All that cost-cutting at Amazon might be paying off. The company isn’t back to the torrid growth of its youth but it managed to beat Wall Street expectations on Thursday.

Revenue in the second quarter rose 11 percent to $134.4 billion, the retailer said, slightly better than the 9 percent it had been achieving recently. That was about $3 billion more than analysts had been forecasting.

Net income was 65 cents a share versus expectations of 35 cents. Last year, the company lost 20 cents a share in the quarter because of a slump in the value of its investment in Rivian Automotive, the electric truck maker.

“We continued lowering our cost to serve in our fulfillment network, while also providing Prime customers with the fastest delivery speeds we’ve ever recorded,” Andy Jassy, Amazon’s chief executive, said in a statement.

Amazon shares rose more than 7 percent after the earnings were announced.

July marked two years since Mr. Jassy took over as chief executive from Jeff Bezos, Amazon’s founder. Mr. Jassy’s stewardship so far has been a period of retrenchment. Amazon flourished during the pandemic, supplying necessities and diversions to millions of suddenly grounded families, and made the reasonable assumption that the boom would last.

It didn’t. There were layoffs and cutbacks last winter, a time when many of the big tech companies consolidated swollen operations. The stock fell sharply in 2022 after years of growth. It has since recovered much of the loss but is still below its peak.

One of Mr. Bezos’ last major actions before his departure was to add “Strive to be Earth’s best employer” to the company’s leadership principles. “Leaders ask themselves: Are my fellow employees growing? Are they empowered?” the principle asks.

The first Amazon union was formed at a warehouse in Staten Island last year but the company has refused to negotiate with it and is challenging its validity. The National Labor Relations Board filed a complaint against Amazon in July for refusing to bargain. Meanwhile, employees’ return to the office post-pandemic has been unusually contentious for the company.

Amazon is so large, with over half a trillion dollars in annual revenue, that it is difficult to move the needle much. In earlier years, the retail division grew like gangbusters. Then the AWS cloud division provided the torrid growth, and finally advertising pushed the numbers. It’s hard to see where the next phase of growth will come from.

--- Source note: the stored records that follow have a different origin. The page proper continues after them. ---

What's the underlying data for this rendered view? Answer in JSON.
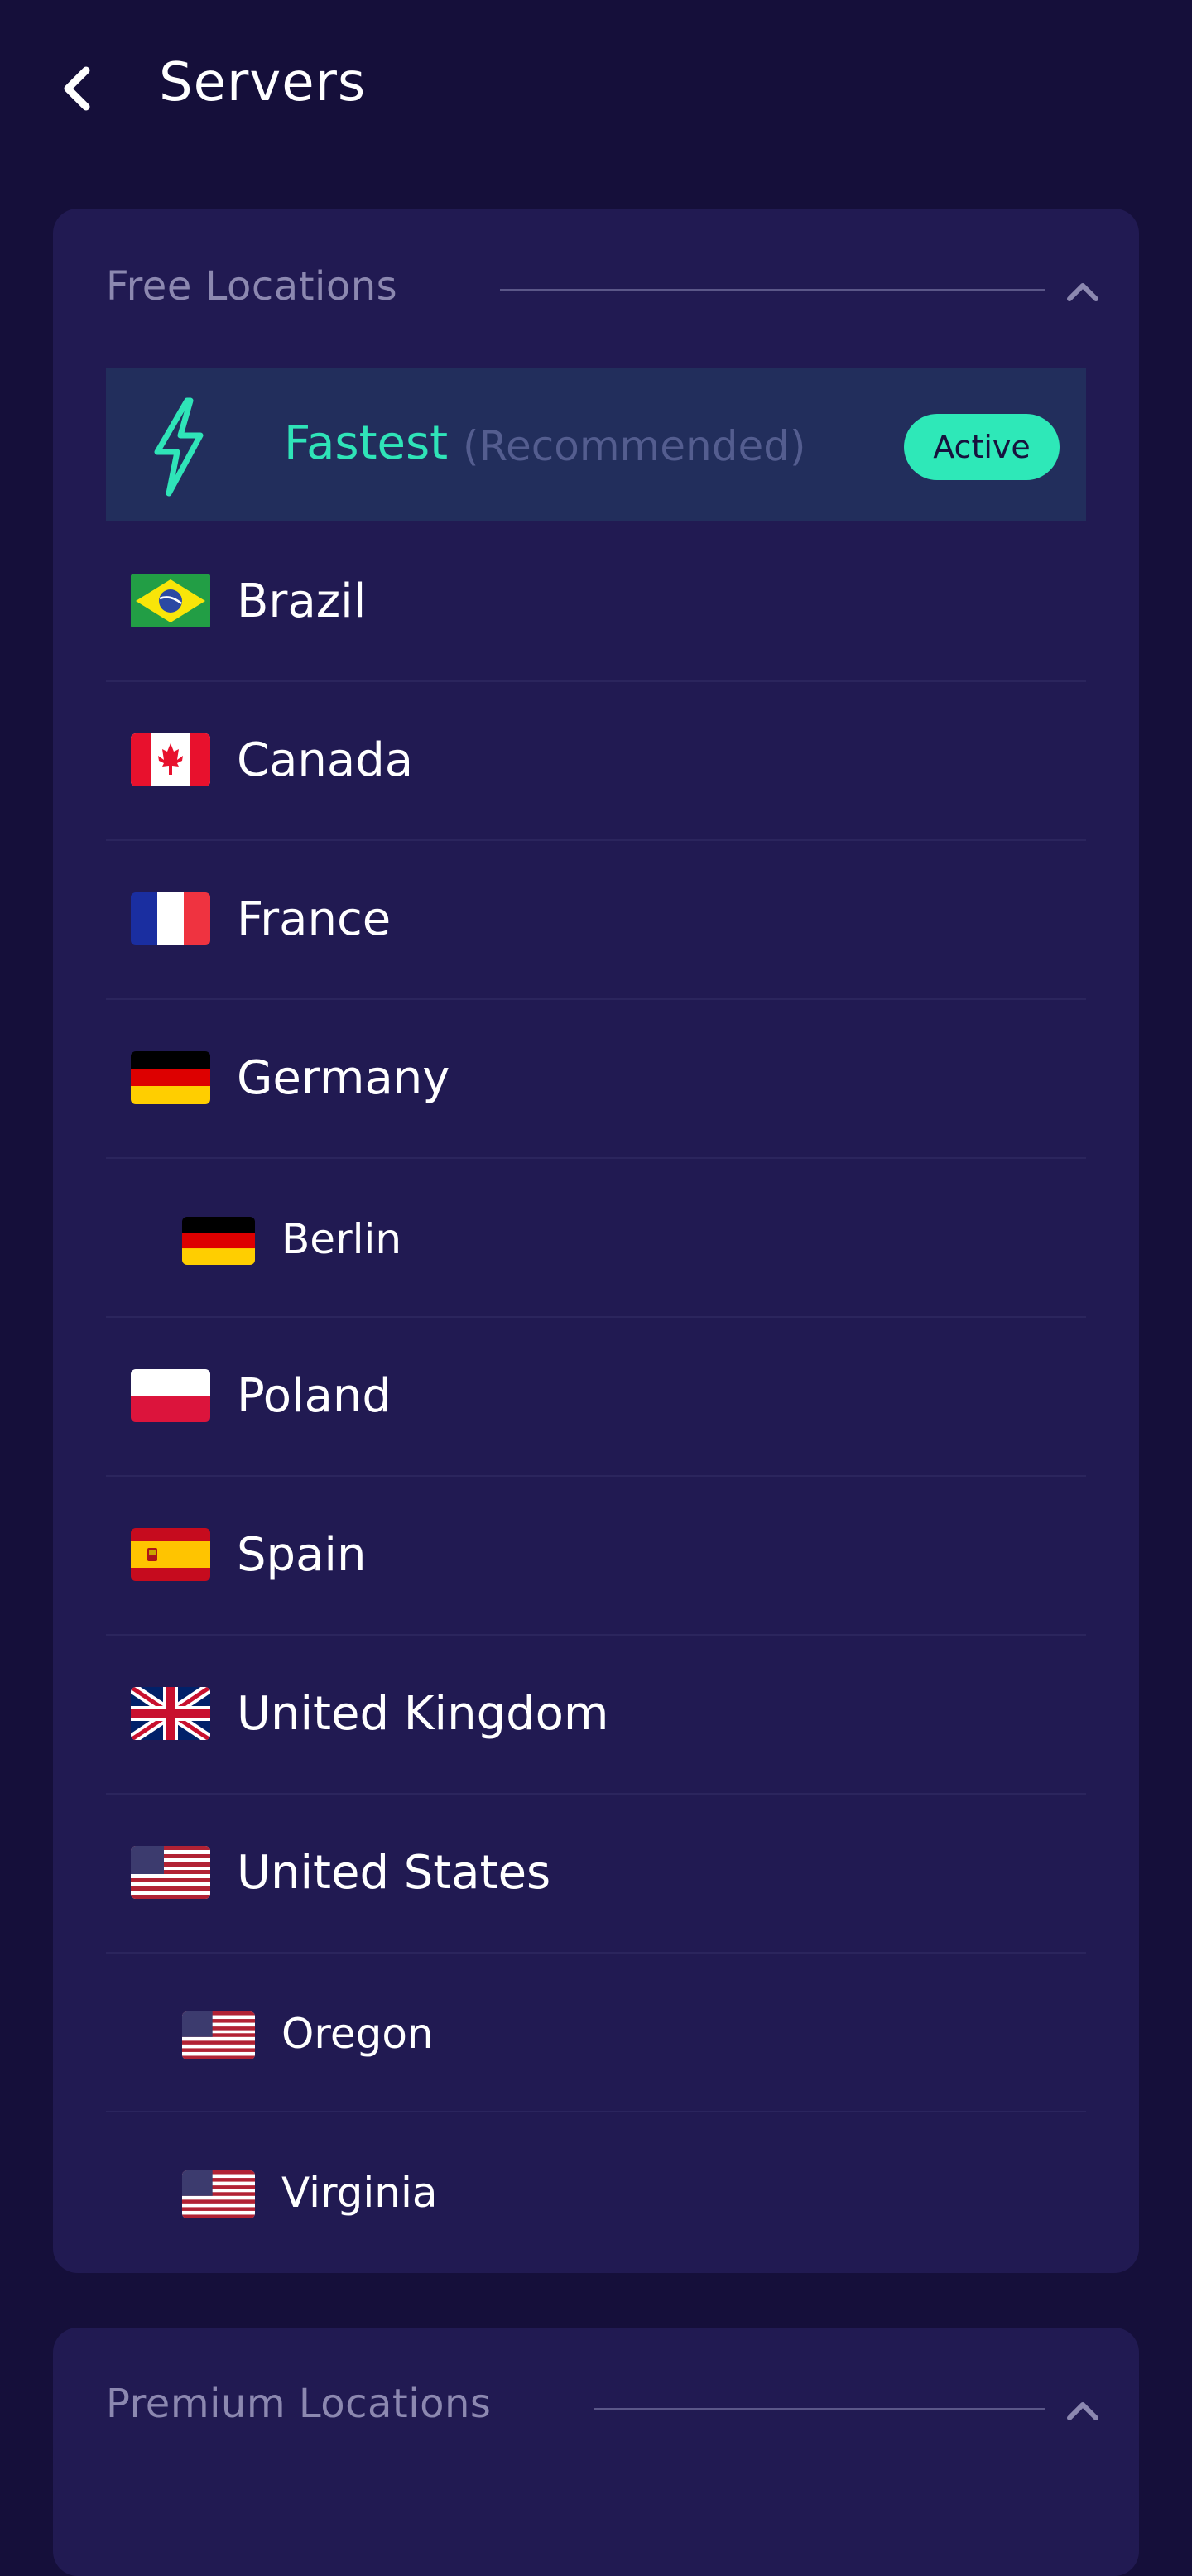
{
  "header": {
    "title": "Servers",
    "back_icon": "chevron-left-icon"
  },
  "free_section": {
    "title": "Free Locations",
    "collapse_icon": "chevron-up-icon",
    "fastest": {
      "icon": "lightning-bolt-icon",
      "label": "Fastest",
      "note": "(Recommended)",
      "status": "Active"
    },
    "locations": [
      {
        "label": "Brazil",
        "flag": "brazil-flag-icon",
        "level": 0
      },
      {
        "label": "Canada",
        "flag": "canada-flag-icon",
        "level": 0
      },
      {
        "label": "France",
        "flag": "france-flag-icon",
        "level": 0
      },
      {
        "label": "Germany",
        "flag": "germany-flag-icon",
        "level": 0
      },
      {
        "label": "Berlin",
        "flag": "germany-flag-icon",
        "level": 1
      },
      {
        "label": "Poland",
        "flag": "poland-flag-icon",
        "level": 0
      },
      {
        "label": "Spain",
        "flag": "spain-flag-icon",
        "level": 0
      },
      {
        "label": "United Kingdom",
        "flag": "uk-flag-icon",
        "level": 0
      },
      {
        "label": "United States",
        "flag": "usa-flag-icon",
        "level": 0
      },
      {
        "label": "Oregon",
        "flag": "usa-flag-icon",
        "level": 1
      },
      {
        "label": "Virginia",
        "flag": "usa-flag-icon",
        "level": 1
      }
    ]
  },
  "premium_section": {
    "title": "Premium Locations",
    "collapse_icon": "chevron-up-icon"
  },
  "colors": {
    "background": "#150f3a",
    "card": "#211a52",
    "accent": "#2ee8b8",
    "highlight_row": "#222e5c"
  }
}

Most new programs, like this week’s launch of grocery service for customers who are not Prime club members, are incremental. Non-Prime members will pay higher delivery fees.

What has some analysts worried is that Amazon’s newfound desire to keep expenses down clashes with its longstanding obsession over making customers happy.

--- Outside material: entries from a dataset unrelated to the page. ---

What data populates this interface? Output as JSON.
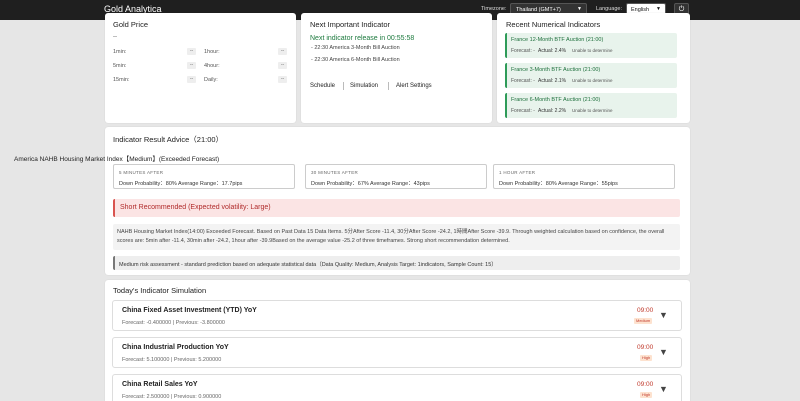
{
  "header": {
    "brand": "Gold Analytica",
    "timezone_label": "Timezone:",
    "timezone_value": "Thailand (GMT+7)",
    "language_label": "Language:",
    "language_value": "English",
    "power_icon": "⏻"
  },
  "gold_price": {
    "title": "Gold Price",
    "value": "--",
    "rows": [
      {
        "label": "1min:",
        "value": "--"
      },
      {
        "label": "5min:",
        "value": "--"
      },
      {
        "label": "15min:",
        "value": "--"
      },
      {
        "label": "1hour:",
        "value": "--"
      },
      {
        "label": "4hour:",
        "value": "--"
      },
      {
        "label": "Daily:",
        "value": "--"
      }
    ]
  },
  "next_indicator": {
    "title": "Next Important Indicator",
    "release_text": "Next indicator release in 00:55:58",
    "items": [
      "- 22:30 America 3-Month Bill Auction",
      "- 22:30 America 6-Month Bill Auction"
    ],
    "links": [
      "Schedule",
      "Simulation",
      "Alert Settings"
    ]
  },
  "recent": {
    "title": "Recent Numerical Indicators",
    "items": [
      {
        "title": "France 12-Month BTF Auction (21:00)",
        "forecast": "Forecast: -",
        "actual": "Actual: 2.4%",
        "verdict": "Unable to determine"
      },
      {
        "title": "France 3-Month BTF Auction (21:00)",
        "forecast": "Forecast: -",
        "actual": "Actual: 2.1%",
        "verdict": "Unable to determine"
      },
      {
        "title": "France 6-Month BTF Auction (21:00)",
        "forecast": "Forecast: -",
        "actual": "Actual: 2.2%",
        "verdict": "Unable to determine"
      }
    ]
  },
  "advice": {
    "title": "Indicator Result Advice（21:00）",
    "indicator_title": "America NAHB Housing Market Index【Medium】(Exceeded Forecast)",
    "windows": [
      {
        "title": "5 MINUTES AFTER",
        "body": "Down Probability：80% Average Range：17.7pips"
      },
      {
        "title": "30 MINUTES AFTER",
        "body": "Down Probability：67% Average Range：43pips"
      },
      {
        "title": "1 HOUR AFTER",
        "body": "Down Probability：80% Average Range：55pips"
      }
    ],
    "recommendation": "Short Recommended (Expected volatility: Large)",
    "analysis": "NAHB Housing Market Index(14:00) Exceeded Forecast. Based on Past Data 15 Data Items. 5分After Score -11.4, 30分After Score -24.2, 1時間After Score -39.9. Through weighted calculation based on confidence, the overall scores are: 5min after -11.4, 30min after -24.2, 1hour after -39.9Based on the average value -25.2 of three timeframes. Strong short recommendation determined.",
    "risk": "Medium risk assessment - standard prediction based on adequate statistical data（Data Quality: Medium, Analysis Target: 1indicators, Sample Count: 15）"
  },
  "simulation": {
    "title": "Today's Indicator Simulation",
    "items": [
      {
        "name": "China Fixed Asset Investment (YTD) YoY",
        "sub": "Forecast: -0.400000 | Previous: -3.800000",
        "time": "09:00",
        "badge": "Medium"
      },
      {
        "name": "China Industrial Production YoY",
        "sub": "Forecast: 5.100000 | Previous: 5.200000",
        "time": "09:00",
        "badge": "High"
      },
      {
        "name": "China Retail Sales YoY",
        "sub": "Forecast: 2.500000 | Previous: 0.900000",
        "time": "09:00",
        "badge": "High"
      }
    ]
  }
}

Tom Forte, an analyst with D.A. Davidson, wrote a note last week to investors about several disappointments he had experienced with Amazon, including no longer being able to have a defective product picked up for free by UPS. Now, he wrote, there is a $7.99 fee.

“In our view, Amazon is playing a ‘game of chicken’ and banking on other e-commerce companies not to offer a superior service, instead of its historical approach of working backwards with a customer-obsessed approach,” Mr. Forte wrote.

If the second quarter at Amazon was relatively quiet, the current quarter is likely to produce more in the way of headlines. The Federal Trade Commission is widely expected to file a lawsuit against the company accusing it of violating antitrust laws. A resolution could be years away.